As obras “Belém do Grão-Pará” e “Passagem dos Inocentes”, escritas pelo literato Dalcídio
Jurandir, dentre o conjunto de outros nove títulos que compõe o chamado Ciclo do Extremo
Norte, se articulam a essa discussão na medida em que permitem ao pesquisador local
conhecer um pouco sobre as representações a respeito da educação formal e dos saberes não
escolares difundidos na sociedade paraense, das décadas de 20 e 30, do século XX.
Os escritos dalcidianos, permeados de evocações, memórias afetivas e descrições
pormenorizadas dos valores e crenças morais que sustentavam certas imagens acerca da
importância da escola e da escolarização para ‘ascender na vida’ e ‘civilizar-se’, dão a
conhecer outros discursos que implícita e/ou explicitamente asseguravam a diferenciação
entre o saber formal e outros saberes presentes na sociedade parauara à época indicada.
Pelo teor das narrativas verifica-se que os segmentos aburguesados da sociedade amazônida
estabeleciam dicotomias entre a educação formal e não formal, valorizando o saber
escolarizado em detrimento de outras formas de saber cotidianamente articuladas entre a
população mais pobre da capital do estado do Pará.
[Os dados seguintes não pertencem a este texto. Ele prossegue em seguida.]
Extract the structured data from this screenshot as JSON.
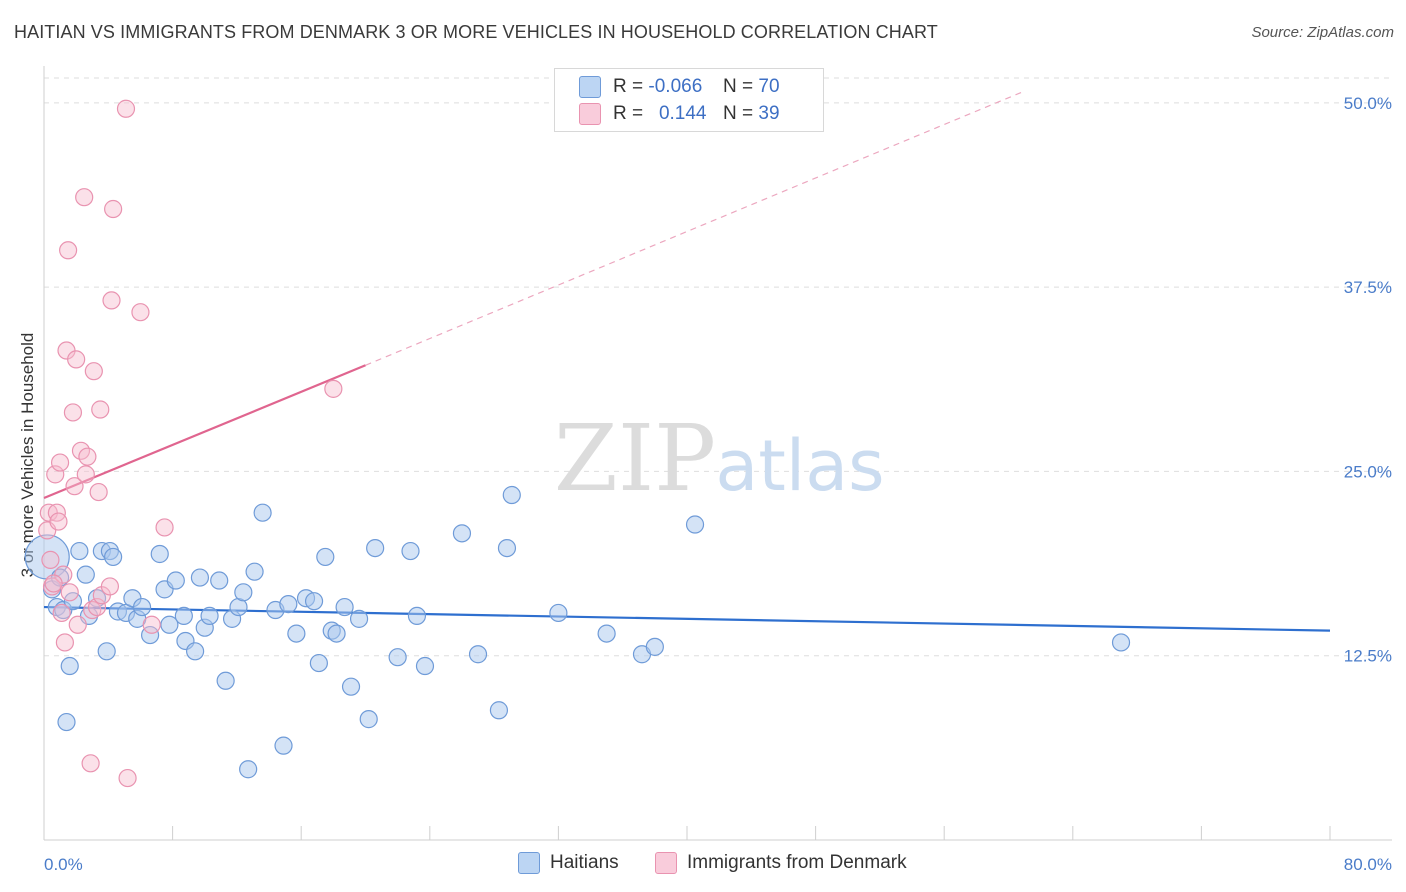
{
  "title": "HAITIAN VS IMMIGRANTS FROM DENMARK 3 OR MORE VEHICLES IN HOUSEHOLD CORRELATION CHART",
  "source": "Source: ZipAtlas.com",
  "watermark": {
    "zip": "ZIP",
    "atlas": "atlas"
  },
  "legend": {
    "rows": [
      {
        "r_label": "R =",
        "r_value": "-0.066",
        "n_label": "N =",
        "n_value": "70"
      },
      {
        "r_label": "R =",
        "r_value": "0.144",
        "n_label": "N =",
        "n_value": "39"
      }
    ]
  },
  "bottom_legend": {
    "haitians": "Haitians",
    "denmark": "Immigrants from Denmark"
  },
  "colors": {
    "blue_fill": "#a9c8ee",
    "blue_stroke": "#6f9bd8",
    "blue_line": "#2e6fcf",
    "pink_fill": "#f6bccf",
    "pink_stroke": "#e993b0",
    "pink_line": "#e0658f",
    "tick_text": "#4a7cc9",
    "grid": "#dedede"
  },
  "chart_data": {
    "type": "scatter",
    "title": "HAITIAN VS IMMIGRANTS FROM DENMARK 3 OR MORE VEHICLES IN HOUSEHOLD CORRELATION CHART",
    "xlabel": "",
    "ylabel": "3 or more Vehicles in Household",
    "xlim": [
      0,
      80
    ],
    "ylim": [
      0,
      52.5
    ],
    "x_tick_labels": [
      "0.0%",
      "80.0%"
    ],
    "y_ticks": [
      12.5,
      25.0,
      37.5,
      50.0
    ],
    "y_tick_labels": [
      "12.5%",
      "25.0%",
      "37.5%",
      "50.0%"
    ],
    "grid": true,
    "legend_position": "top-center",
    "series": [
      {
        "name": "Haitians",
        "r": -0.066,
        "n": 70,
        "trend": {
          "x": [
            0,
            80
          ],
          "y": [
            15.8,
            14.2
          ]
        },
        "points": [
          [
            0.2,
            19.2
          ],
          [
            0.5,
            17.0
          ],
          [
            0.8,
            15.8
          ],
          [
            1.0,
            17.8
          ],
          [
            1.2,
            15.6
          ],
          [
            1.4,
            8.0
          ],
          [
            1.6,
            11.8
          ],
          [
            1.8,
            16.2
          ],
          [
            2.2,
            19.6
          ],
          [
            2.6,
            18.0
          ],
          [
            2.8,
            15.2
          ],
          [
            3.3,
            16.4
          ],
          [
            3.6,
            19.6
          ],
          [
            3.9,
            12.8
          ],
          [
            4.1,
            19.6
          ],
          [
            4.3,
            19.2
          ],
          [
            4.6,
            15.5
          ],
          [
            5.1,
            15.4
          ],
          [
            5.5,
            16.4
          ],
          [
            5.8,
            15.0
          ],
          [
            6.1,
            15.8
          ],
          [
            6.6,
            13.9
          ],
          [
            7.2,
            19.4
          ],
          [
            7.5,
            17.0
          ],
          [
            7.8,
            14.6
          ],
          [
            8.2,
            17.6
          ],
          [
            8.7,
            15.2
          ],
          [
            8.8,
            13.5
          ],
          [
            9.4,
            12.8
          ],
          [
            9.7,
            17.8
          ],
          [
            10.0,
            14.4
          ],
          [
            10.3,
            15.2
          ],
          [
            10.9,
            17.6
          ],
          [
            11.3,
            10.8
          ],
          [
            11.7,
            15.0
          ],
          [
            12.1,
            15.8
          ],
          [
            12.4,
            16.8
          ],
          [
            12.7,
            4.8
          ],
          [
            13.1,
            18.2
          ],
          [
            13.6,
            22.2
          ],
          [
            14.4,
            15.6
          ],
          [
            14.9,
            6.4
          ],
          [
            15.2,
            16.0
          ],
          [
            15.7,
            14.0
          ],
          [
            16.3,
            16.4
          ],
          [
            16.8,
            16.2
          ],
          [
            17.1,
            12.0
          ],
          [
            17.5,
            19.2
          ],
          [
            17.9,
            14.2
          ],
          [
            18.2,
            14.0
          ],
          [
            18.7,
            15.8
          ],
          [
            19.1,
            10.4
          ],
          [
            19.6,
            15.0
          ],
          [
            20.2,
            8.2
          ],
          [
            20.6,
            19.8
          ],
          [
            22.0,
            12.4
          ],
          [
            22.8,
            19.6
          ],
          [
            23.2,
            15.2
          ],
          [
            23.7,
            11.8
          ],
          [
            26.0,
            20.8
          ],
          [
            27.0,
            12.6
          ],
          [
            28.3,
            8.8
          ],
          [
            28.8,
            19.8
          ],
          [
            29.1,
            23.4
          ],
          [
            32.0,
            15.4
          ],
          [
            35.0,
            14.0
          ],
          [
            37.2,
            12.6
          ],
          [
            38.0,
            13.1
          ],
          [
            40.5,
            21.4
          ],
          [
            67.0,
            13.4
          ]
        ]
      },
      {
        "name": "Immigrants from Denmark",
        "r": 0.144,
        "n": 39,
        "trend": {
          "x": [
            0,
            20
          ],
          "y": [
            23.2,
            32.2
          ]
        },
        "trend_dashed": {
          "x": [
            20,
            61
          ],
          "y": [
            32.2,
            50.8
          ]
        },
        "points": [
          [
            0.2,
            21.0
          ],
          [
            0.3,
            22.2
          ],
          [
            0.4,
            19.0
          ],
          [
            0.5,
            17.2
          ],
          [
            0.7,
            24.8
          ],
          [
            0.8,
            22.2
          ],
          [
            0.9,
            21.6
          ],
          [
            1.0,
            25.6
          ],
          [
            1.1,
            15.4
          ],
          [
            1.2,
            18.0
          ],
          [
            1.3,
            13.4
          ],
          [
            1.4,
            33.2
          ],
          [
            1.5,
            40.0
          ],
          [
            1.6,
            16.8
          ],
          [
            1.8,
            29.0
          ],
          [
            1.9,
            24.0
          ],
          [
            2.0,
            32.6
          ],
          [
            2.1,
            14.6
          ],
          [
            2.3,
            26.4
          ],
          [
            2.5,
            43.6
          ],
          [
            2.6,
            24.8
          ],
          [
            2.7,
            26.0
          ],
          [
            2.9,
            5.2
          ],
          [
            3.0,
            15.6
          ],
          [
            3.1,
            31.8
          ],
          [
            3.3,
            15.8
          ],
          [
            3.4,
            23.6
          ],
          [
            3.5,
            29.2
          ],
          [
            3.6,
            16.6
          ],
          [
            4.1,
            17.2
          ],
          [
            4.2,
            36.6
          ],
          [
            4.3,
            42.8
          ],
          [
            5.1,
            49.6
          ],
          [
            5.2,
            4.2
          ],
          [
            6.0,
            35.8
          ],
          [
            6.7,
            14.6
          ],
          [
            7.5,
            21.2
          ],
          [
            18.0,
            30.6
          ],
          [
            0.6,
            17.4
          ]
        ]
      }
    ]
  }
}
Práticas habituais relacionadas ao aprendizado da medicina popular, pautadas no
conhecimento do acervo herbário da região e apreendidas de forma oral por diversas gerações;
ofícios oriundos de artes ensinadas no espaço doméstico ou familiar; práticas de sociabilidade
em torno de danças e formas de lazer provenientes de antigas tradições indígenas ou negras;
fazeres culinários aprendidos no contato diário com os costumes de migrantes e imigrantes
que circulavam pela capital paraense; figuram entre aqueles conhecimentos não formais
presentes na região e que eram desprezados pelas camadas mais ricas da população.